Hey everyone, I'm Colin from GitHub's code search team: happy to answer any ques...

Royaljj · on Feb 7, 2023

Hi Colin, I’m curious as to how you search repeated letters through ngram index? I understand the example search with the string “limits” (find intersection of “lim”, “imi”, “mit” and “its”). However, if the user wants to search the string “aaaaa” how would you go about searching that?

colin353 · on Feb 7, 2023

Good question. We still construct ngrams for it, exactly the same way. So for example, we might extract `aaa`, `aaa`, and `aaa`. Or we may extract `aaaa` and `aaaa`, or perhaps `aaaaa`. Then we deduplicate to find the unique ngrams and look them up in the index.

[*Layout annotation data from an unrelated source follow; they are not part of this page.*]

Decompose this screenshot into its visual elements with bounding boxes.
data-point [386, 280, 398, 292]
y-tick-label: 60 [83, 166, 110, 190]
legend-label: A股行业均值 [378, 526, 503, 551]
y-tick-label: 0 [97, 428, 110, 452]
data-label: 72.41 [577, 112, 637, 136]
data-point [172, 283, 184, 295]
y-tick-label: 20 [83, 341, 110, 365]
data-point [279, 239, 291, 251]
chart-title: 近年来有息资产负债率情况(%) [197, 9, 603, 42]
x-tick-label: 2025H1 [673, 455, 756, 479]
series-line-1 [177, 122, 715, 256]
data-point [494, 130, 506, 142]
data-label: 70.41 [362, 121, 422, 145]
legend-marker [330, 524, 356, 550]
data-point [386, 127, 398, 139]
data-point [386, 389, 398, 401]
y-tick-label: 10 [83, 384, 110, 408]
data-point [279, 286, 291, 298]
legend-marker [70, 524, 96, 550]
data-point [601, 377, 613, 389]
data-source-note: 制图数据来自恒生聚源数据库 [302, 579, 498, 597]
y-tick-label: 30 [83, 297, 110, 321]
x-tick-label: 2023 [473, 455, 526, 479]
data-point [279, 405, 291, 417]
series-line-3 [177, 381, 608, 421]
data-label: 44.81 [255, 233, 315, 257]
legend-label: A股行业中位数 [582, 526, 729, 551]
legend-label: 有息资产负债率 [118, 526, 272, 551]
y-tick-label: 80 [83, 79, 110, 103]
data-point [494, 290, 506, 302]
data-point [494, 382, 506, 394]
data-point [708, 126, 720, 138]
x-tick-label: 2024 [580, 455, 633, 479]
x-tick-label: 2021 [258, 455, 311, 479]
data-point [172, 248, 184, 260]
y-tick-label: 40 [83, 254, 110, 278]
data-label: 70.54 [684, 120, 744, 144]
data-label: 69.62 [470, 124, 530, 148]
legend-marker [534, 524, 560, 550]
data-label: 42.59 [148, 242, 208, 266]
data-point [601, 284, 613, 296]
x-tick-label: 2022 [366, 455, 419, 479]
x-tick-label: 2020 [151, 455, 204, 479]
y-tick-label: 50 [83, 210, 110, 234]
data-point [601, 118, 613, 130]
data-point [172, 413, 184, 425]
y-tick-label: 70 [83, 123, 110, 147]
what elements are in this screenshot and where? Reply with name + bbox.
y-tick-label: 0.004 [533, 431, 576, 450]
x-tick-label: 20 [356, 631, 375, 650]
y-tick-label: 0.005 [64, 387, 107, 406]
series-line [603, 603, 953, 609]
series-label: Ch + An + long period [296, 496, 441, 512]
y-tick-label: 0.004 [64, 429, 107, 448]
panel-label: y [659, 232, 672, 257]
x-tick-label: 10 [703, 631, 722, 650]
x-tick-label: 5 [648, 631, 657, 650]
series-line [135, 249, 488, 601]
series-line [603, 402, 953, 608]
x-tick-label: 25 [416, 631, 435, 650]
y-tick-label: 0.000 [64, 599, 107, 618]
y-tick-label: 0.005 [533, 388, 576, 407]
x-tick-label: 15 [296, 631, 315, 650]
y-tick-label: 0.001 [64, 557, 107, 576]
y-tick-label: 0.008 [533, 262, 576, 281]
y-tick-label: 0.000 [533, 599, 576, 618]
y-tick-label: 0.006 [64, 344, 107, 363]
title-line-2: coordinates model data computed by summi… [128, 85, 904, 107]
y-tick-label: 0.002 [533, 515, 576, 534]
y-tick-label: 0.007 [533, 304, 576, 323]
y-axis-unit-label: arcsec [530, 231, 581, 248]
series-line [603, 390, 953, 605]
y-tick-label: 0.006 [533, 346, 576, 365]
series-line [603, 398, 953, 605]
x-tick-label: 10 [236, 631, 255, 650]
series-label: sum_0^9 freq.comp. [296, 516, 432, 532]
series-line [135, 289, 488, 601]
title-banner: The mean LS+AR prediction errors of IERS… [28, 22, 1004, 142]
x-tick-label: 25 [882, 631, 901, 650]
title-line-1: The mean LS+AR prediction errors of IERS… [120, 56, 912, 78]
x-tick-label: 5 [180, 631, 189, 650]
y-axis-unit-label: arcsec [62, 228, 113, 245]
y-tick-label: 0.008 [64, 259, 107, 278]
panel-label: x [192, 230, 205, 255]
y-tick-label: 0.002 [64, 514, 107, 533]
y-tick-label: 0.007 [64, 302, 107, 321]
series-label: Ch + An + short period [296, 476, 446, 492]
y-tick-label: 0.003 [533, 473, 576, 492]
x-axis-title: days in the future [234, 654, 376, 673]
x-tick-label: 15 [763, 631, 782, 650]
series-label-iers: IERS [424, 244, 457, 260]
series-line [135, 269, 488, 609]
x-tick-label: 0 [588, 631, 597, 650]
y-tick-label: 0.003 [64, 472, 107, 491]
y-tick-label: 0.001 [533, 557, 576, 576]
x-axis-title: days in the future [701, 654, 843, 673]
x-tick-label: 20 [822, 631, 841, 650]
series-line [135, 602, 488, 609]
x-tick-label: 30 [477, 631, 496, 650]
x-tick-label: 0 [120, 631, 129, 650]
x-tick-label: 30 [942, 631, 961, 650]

So it's possible that a document containing `aaa` might match our ngram search, but we double check after retrieving them and exclude them from the result set.

Manfred · on Feb 7, 2023

Have you considered using an index directly on language tokens (eg. the abstract language tree representing the file) instead of ngrams on the source text?

colin353 · on Feb 7, 2023

We have not done this yet, but we do intend to.

Actually, our search engine is so fast that syntax highlighting the search results is often slower than finding them... so if we store the language tokens directly in the index, we'll be able to directly emit syntax highlighted snippets and make it even faster.

It may also enable some interesting search capabilities in the future, like searching within comments or by code structure.